年齢制限で脳死肺移植が実現せず生体移植を受けた女性(手前)と執刀した大藤チーフ。年齢制限の緩和が2人の共通の願いだ

 家族承諾で脳死臓器提供を認めた改正臓器移植法施行(2010年7月)で、脳死ドナー(臓器提供者)が急増した。多くの患者が救われる中、脳死肺移植の待機患者登録に「60歳未満」という年齢制限があるため、生体肺移植に切り替えざるを得なかった家族が岡山市にいる。岡山大病院(同市)で手術を受けた女性(60)は「年齢制限は今の時代に合わない。緩和できないなら、制限の存在をもっと周知するべき」と訴える。

 今月下旬、女性が入院する同大病院の個室に、執刀医の大藤剛宏肺移植チーフが姿を見せた。「経過は至って順調。もう少しで退院できますよ」

 女性は「ドナーになってくれた息子と娘、娘の嫁ぎ先のご家族、大藤先生…。本当に皆さんのおかげ。感謝しています」と涙を浮かべた。

猶予かなわず 

 女性は08年、家事の最中、経験したことのない激しい咳(せき)に襲われた。地元の病院を経て同大病院で、肺に炎症が起きて呼吸が困難になる間質性肺炎と診断された。症状は徐々に悪化して治療法は移植しかない状態となり、11年12月、大藤チーフを紹介してもらった。

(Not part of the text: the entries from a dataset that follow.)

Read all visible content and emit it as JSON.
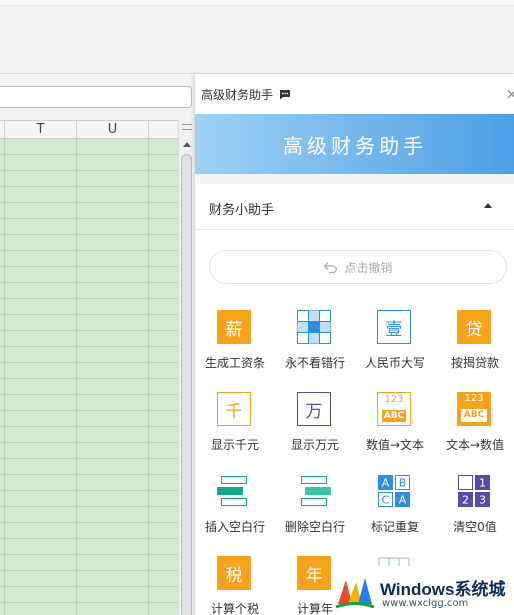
{
  "spreadsheet": {
    "columns": [
      "",
      "T",
      "U",
      ""
    ]
  },
  "pane": {
    "title": "高级财务助手",
    "close": "×",
    "banner_title": "高级财务助手",
    "section_label": "财务小助手",
    "undo_label": "点击撤销",
    "tools": [
      {
        "label": "生成工资条",
        "icon": "salary-icon",
        "glyph": "薪"
      },
      {
        "label": "永不看错行",
        "icon": "grid-highlight-icon"
      },
      {
        "label": "人民币大写",
        "icon": "rmb-uppercase-icon",
        "glyph": "壹"
      },
      {
        "label": "按揭贷款",
        "icon": "loan-icon",
        "glyph": "贷"
      },
      {
        "label": "显示千元",
        "icon": "thousand-icon",
        "glyph": "千"
      },
      {
        "label": "显示万元",
        "icon": "ten-thousand-icon",
        "glyph": "万"
      },
      {
        "label": "数值→文本",
        "icon": "number-to-text-icon",
        "num": "123",
        "abc": "ABC"
      },
      {
        "label": "文本→数值",
        "icon": "text-to-number-icon",
        "num": "123",
        "abc": "ABC"
      },
      {
        "label": "插入空白行",
        "icon": "insert-blank-row-icon"
      },
      {
        "label": "删除空白行",
        "icon": "delete-blank-row-icon"
      },
      {
        "label": "标记重复",
        "icon": "mark-duplicates-icon",
        "letters": [
          "A",
          "B",
          "C",
          "A"
        ]
      },
      {
        "label": "清空0值",
        "icon": "clear-zero-icon",
        "digits": [
          "1",
          "2",
          "3"
        ]
      },
      {
        "label": "计算个税",
        "icon": "tax-icon",
        "glyph": "税"
      },
      {
        "label": "计算年",
        "icon": "year-icon",
        "glyph": "年"
      }
    ]
  },
  "watermark": {
    "title": "Windows系统城",
    "url": "www.wxclgg.com"
  },
  "colors": {
    "orange": "#f7a21b",
    "blue": "#2d8ee0",
    "purple": "#5b4aa8",
    "teal": "#19a78a",
    "banner_start": "#9ed0f4",
    "banner_end": "#4b9fe6",
    "grid_fill": "#d2ead3"
  }
}
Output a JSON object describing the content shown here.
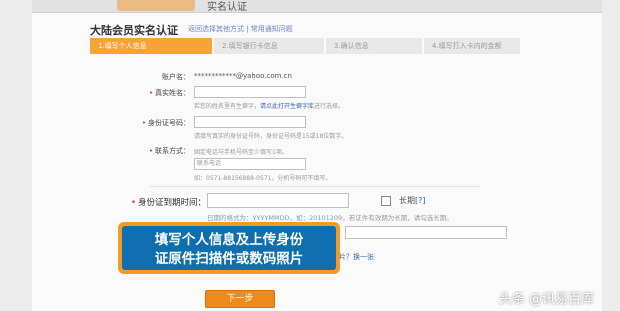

 脳死肺移植を受けるには、院内の判定委員会や中央肺移植適応検討委員会で承認を受けた後、日本臓器移植ネットワークへ患者登録し、順番を待つ。

 だが、女性の登録には大きな壁があった。脳死肺移植では、中央委が「原則60歳未満」(両肺移植は55歳未満)という年齢制限を設けているからだ。

 女性はこの時、59歳11カ月。大藤チーフは登録準備を急ぐ一方、中央委に“猶予”を求めたが、かなわなかった。急きょ、生体移植に方針転換し、今年2月上旬、30代の息子の右肺、20代の娘の左肺の一部を女性に移す手術を行った。

欧米では25%

 ただ、生体移植も血液型や体格の不一致、ドナー候補者が抱える病気などから実施できない場合が少なくない。60歳以上で重い肺の病気を患い、生体移植が不可能なら治療のすべを失うことになる。

 同大病院などによると、年齢制限は臓器移植法施行(1997年)に合わせて設けられた。当時、臓器提供は少なく、将来ある若い世代が優先された。移植肺が生着しないリスクも考慮しての線引きだった。しかし、法改正によるドナーの増加や医療技術の進歩を背景に、医療関係者や患者には年齢制限の緩和を求める声がある。肝臓などは60歳を超えても患者登録は可能だ。

 欧米では60歳以上への肺移植は全体の25%を占め、術後の生存率も50代以下と大差はないという。60歳までに登録を済ませ、61歳になった昨年、同大病院で脳死肺移植を受けた男性=中国地方=も劇的に回復、元の生活に戻っている。

 「一部の企業では定年が65歳になるなど、60代はまだまだ現役。今後も年齢制限の引き上げを求めていく」と大藤チーフは話す。

 それを聞き、生体移植を受けた女性は「私の事例を通じ、年齢制限の存在を広く知ってもらいたい。患者登録ができれば、治療の選択肢は確実に広がるから…」と続けた。

 改正臓器移植法と生体肺移植 脳死ドナー増などを狙いに2010年7月に全面施行。本人の事前拒否がなければ家族承諾で脳死臓器提供できるなど、要件が大幅に緩和された。1997年の法施行から改正まで13年間の脳死ドナーは86人。改正後のドナーは83人(29日現在)。生体肺移植は健常なドナー2人の肺下部を切り取り移植する。欧米よりも脳死ドナーが少なかった日本では生体移植の症例が先行。ただ、健常者にメスを入れることから「次善の策」と考える医療関係者は多い。
※登場する人物・団体は掲載時の情報です。